It is now becoming more popular for people to produce food from their garden pond in addition to its use as a luxury, aesthetic addition to a garden, so it is no surprise that trout as pet fish are rising in popularity for a seemingly unusual addition to a garden pond.
Whilst being able to produce food out of your own garden pond is practical and perhaps money saving, there are lots of potential problems to consider when considering keeping trout, due to their many requirements and their temperament in general. Therefore, if you are wondering whether these cold water fish will make a great addition to your koi pond or garden pond in general, here is some essential information on trout and keeping them in a garden pond.
Trout in your Garden Pond
Trout require a large, deep pond due to their low upper lethal temperature limit (this means that they do not tolerate high heat very well). A pond with these qualities will provide areas of refuge for the fish to seek out in order to stay cool enough. In addition, trout have a high oxygen requirement and a low tolerance for ammonia. However, the good news is, aeration and a standard koi filtration system should get around this. Ensuring that you are careful not to overstock your pond is also important for the wellbeing of the trout to make sure that they retain their preferable lower body temperature at all times.
In terms of temperament, trout are wild and predatory cold water fish. This can pose problems in a pond, as trout of any size will fin-nip, which could lead to fish deformities and even deaths over time as the recipient fish will become stressed. Koi, however, are not predatory fish and will therefore live peacefully amongst themselves in a pond.
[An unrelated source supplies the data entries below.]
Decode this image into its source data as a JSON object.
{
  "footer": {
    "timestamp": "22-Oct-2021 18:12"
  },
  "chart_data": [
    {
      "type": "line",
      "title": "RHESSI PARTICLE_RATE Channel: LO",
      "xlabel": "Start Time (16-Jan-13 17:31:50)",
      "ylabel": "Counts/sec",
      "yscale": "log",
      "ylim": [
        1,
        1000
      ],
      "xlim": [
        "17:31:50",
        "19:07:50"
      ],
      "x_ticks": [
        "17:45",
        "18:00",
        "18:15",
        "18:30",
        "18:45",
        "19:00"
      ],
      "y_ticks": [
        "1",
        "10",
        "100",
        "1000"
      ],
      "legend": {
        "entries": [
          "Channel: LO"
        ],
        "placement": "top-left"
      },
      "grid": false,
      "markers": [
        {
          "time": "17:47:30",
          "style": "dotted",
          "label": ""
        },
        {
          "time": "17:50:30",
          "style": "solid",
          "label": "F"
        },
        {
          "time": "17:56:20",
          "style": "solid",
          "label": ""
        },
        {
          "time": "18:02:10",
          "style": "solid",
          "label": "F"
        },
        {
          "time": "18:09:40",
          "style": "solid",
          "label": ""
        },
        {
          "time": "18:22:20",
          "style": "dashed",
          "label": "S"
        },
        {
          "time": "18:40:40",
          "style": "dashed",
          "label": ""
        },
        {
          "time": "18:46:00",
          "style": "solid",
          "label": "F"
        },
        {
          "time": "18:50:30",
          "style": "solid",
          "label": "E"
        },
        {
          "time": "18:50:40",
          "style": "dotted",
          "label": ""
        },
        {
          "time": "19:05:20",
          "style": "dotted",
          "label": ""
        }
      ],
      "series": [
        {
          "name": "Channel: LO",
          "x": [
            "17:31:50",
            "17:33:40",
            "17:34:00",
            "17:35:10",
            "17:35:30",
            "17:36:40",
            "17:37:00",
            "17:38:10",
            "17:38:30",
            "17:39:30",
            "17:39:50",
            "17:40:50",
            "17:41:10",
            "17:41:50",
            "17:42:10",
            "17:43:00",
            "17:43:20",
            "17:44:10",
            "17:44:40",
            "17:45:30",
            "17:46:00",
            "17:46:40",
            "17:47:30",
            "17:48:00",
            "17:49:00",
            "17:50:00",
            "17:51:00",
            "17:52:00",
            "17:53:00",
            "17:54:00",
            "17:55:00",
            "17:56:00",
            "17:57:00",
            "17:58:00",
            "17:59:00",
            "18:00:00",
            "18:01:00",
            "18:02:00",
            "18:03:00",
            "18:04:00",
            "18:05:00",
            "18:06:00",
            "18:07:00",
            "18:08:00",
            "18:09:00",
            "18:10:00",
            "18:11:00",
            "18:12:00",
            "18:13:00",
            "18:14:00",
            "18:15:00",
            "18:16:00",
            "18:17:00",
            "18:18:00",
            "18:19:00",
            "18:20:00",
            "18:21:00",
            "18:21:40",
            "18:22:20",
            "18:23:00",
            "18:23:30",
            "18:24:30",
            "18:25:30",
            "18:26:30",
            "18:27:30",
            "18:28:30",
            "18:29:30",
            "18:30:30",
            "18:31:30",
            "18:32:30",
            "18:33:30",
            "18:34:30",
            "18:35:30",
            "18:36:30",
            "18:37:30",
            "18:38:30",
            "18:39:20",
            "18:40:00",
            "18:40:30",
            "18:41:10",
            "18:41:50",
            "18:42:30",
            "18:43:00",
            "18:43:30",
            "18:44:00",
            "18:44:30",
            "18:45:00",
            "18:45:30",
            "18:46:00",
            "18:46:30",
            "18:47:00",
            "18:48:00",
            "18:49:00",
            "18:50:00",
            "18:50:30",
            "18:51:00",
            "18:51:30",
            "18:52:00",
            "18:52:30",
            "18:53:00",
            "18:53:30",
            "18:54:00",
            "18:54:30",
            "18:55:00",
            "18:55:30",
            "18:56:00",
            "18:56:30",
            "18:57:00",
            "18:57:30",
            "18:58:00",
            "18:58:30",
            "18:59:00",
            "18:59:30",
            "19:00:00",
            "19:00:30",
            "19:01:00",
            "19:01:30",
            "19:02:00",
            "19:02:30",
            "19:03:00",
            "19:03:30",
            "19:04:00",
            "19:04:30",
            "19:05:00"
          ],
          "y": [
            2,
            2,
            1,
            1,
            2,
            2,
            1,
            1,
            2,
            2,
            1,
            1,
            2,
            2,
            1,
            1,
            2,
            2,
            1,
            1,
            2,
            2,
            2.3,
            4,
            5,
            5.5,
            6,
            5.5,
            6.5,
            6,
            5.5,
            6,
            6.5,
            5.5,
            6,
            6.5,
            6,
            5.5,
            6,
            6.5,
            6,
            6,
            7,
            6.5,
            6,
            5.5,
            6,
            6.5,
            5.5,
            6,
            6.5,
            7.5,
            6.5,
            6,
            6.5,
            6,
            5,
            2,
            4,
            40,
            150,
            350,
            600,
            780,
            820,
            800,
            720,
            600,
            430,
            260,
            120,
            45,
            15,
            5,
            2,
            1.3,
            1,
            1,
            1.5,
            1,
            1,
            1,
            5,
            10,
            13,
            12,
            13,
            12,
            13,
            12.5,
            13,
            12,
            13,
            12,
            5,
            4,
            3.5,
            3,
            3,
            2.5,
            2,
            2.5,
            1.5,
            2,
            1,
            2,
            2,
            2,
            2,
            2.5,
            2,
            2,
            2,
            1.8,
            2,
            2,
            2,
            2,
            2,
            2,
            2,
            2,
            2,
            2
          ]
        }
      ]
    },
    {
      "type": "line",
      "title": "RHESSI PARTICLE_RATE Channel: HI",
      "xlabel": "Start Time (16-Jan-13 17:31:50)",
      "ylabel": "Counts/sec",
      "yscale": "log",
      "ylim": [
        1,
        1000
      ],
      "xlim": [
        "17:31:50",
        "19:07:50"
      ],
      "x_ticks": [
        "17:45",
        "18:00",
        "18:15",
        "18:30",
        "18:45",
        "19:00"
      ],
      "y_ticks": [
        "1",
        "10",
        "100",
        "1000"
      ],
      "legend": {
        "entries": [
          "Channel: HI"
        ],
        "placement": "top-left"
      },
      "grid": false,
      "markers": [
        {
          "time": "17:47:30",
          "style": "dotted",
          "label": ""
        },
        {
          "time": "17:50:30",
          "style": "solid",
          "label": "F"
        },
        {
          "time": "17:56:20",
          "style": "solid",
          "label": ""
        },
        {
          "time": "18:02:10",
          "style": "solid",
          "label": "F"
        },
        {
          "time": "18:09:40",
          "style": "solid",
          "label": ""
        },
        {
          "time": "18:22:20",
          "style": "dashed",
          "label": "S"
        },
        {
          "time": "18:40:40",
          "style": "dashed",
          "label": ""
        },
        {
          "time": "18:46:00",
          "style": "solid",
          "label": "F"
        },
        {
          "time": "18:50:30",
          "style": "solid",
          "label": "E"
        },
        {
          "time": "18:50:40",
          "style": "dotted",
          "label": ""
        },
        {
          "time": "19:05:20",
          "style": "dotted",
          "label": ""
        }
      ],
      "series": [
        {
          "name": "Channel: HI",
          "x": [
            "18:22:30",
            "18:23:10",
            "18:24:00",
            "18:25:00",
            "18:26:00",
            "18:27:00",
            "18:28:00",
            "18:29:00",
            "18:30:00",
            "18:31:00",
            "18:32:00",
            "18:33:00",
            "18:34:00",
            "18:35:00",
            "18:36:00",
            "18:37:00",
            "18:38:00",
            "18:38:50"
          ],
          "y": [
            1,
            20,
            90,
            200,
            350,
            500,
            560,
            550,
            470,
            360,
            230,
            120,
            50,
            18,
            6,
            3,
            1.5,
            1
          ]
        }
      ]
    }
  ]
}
On the other hand, given an adequate setup, trout could make a fantastic addition to your garden pond. Trout would thrive in a large, deep, low density pond with good aeration and filtration, with the added bonus that when grown on, they would make a lovely fresh meal as well as a pretty fish to admire in the pond during the process. Trout flesh is considered to be tasty generally, despite being fairly bony, but the diet of the trout influences its taste. For example, a trout brought up on a crustacean based diet is considered tastier than a trout raised on an insect-based diet. This may be something to consider if you are planning to eat your trout.
Trout in the wild:
For the most part, wild trout live exclusively in freshwater lakes and rivers, meaning that a pond habitat meeting the trout’s specific requirements would be a fairly natural environment for them in captivity. There is an abundance of varying patterns and colourations within the species, depending on sub-species and environment. The trout’s colourations primarily act as a camouflage, adapting to each new environment, which could be a disadvantage in captivity purely from an aesthetic point of view when compared to the colourations of the koi carp for example. Koi are known for their vivid, prominent colourations and markings, whereas trout are not generally regarded as particularly colourful cold water fish. The good news is that trout in lakes or smaller streams tend to have more vivid colourations in general, meaning that in a pond environment they may show more pronounced colour and markings, but not necessarily to the standard of a koi carp.
Trout or Koi Carp?
To answer this question, it is best to look at what you intend to use your pond for. Do you want your pond’s purpose to be fully observational and aesthetic? Or would you like the added practicality of being able to produce food out of your pond whilst compromising on the visual quality of the fish?
Firstly, keeping trout and koi carp in the same pond could be problematic in many ways. As briefly mentioned earlier in the article, whilst both species of fish require a very similar filtration setup, the trout’s wild and predatory nature will mean that your koi will not be particularly safe. The koi will likely be subject to fin nipping and predatory behaviour which will stress them out and possibly lead to deformations, affecting their visual quality (a large issue to consider for a fish which is primarily in a pond for aesthetics).
Therefore, the easiest and safest solution to this problem would be to pick one species of fish to keep in your garden pond. If you would prefer to be able to eat the fish in your pond, perhaps trout would be superior, provided that you do not mind compromising on the quality of colourations and markings, and given the correct pond requirements. However, if you simply desire pet fish to be observed and add an abundance of aesthetic quality to your garden, koi would be the obvious choice, due to their popularity for being beautiful and relatively easy to look after fish with little to no prey drive.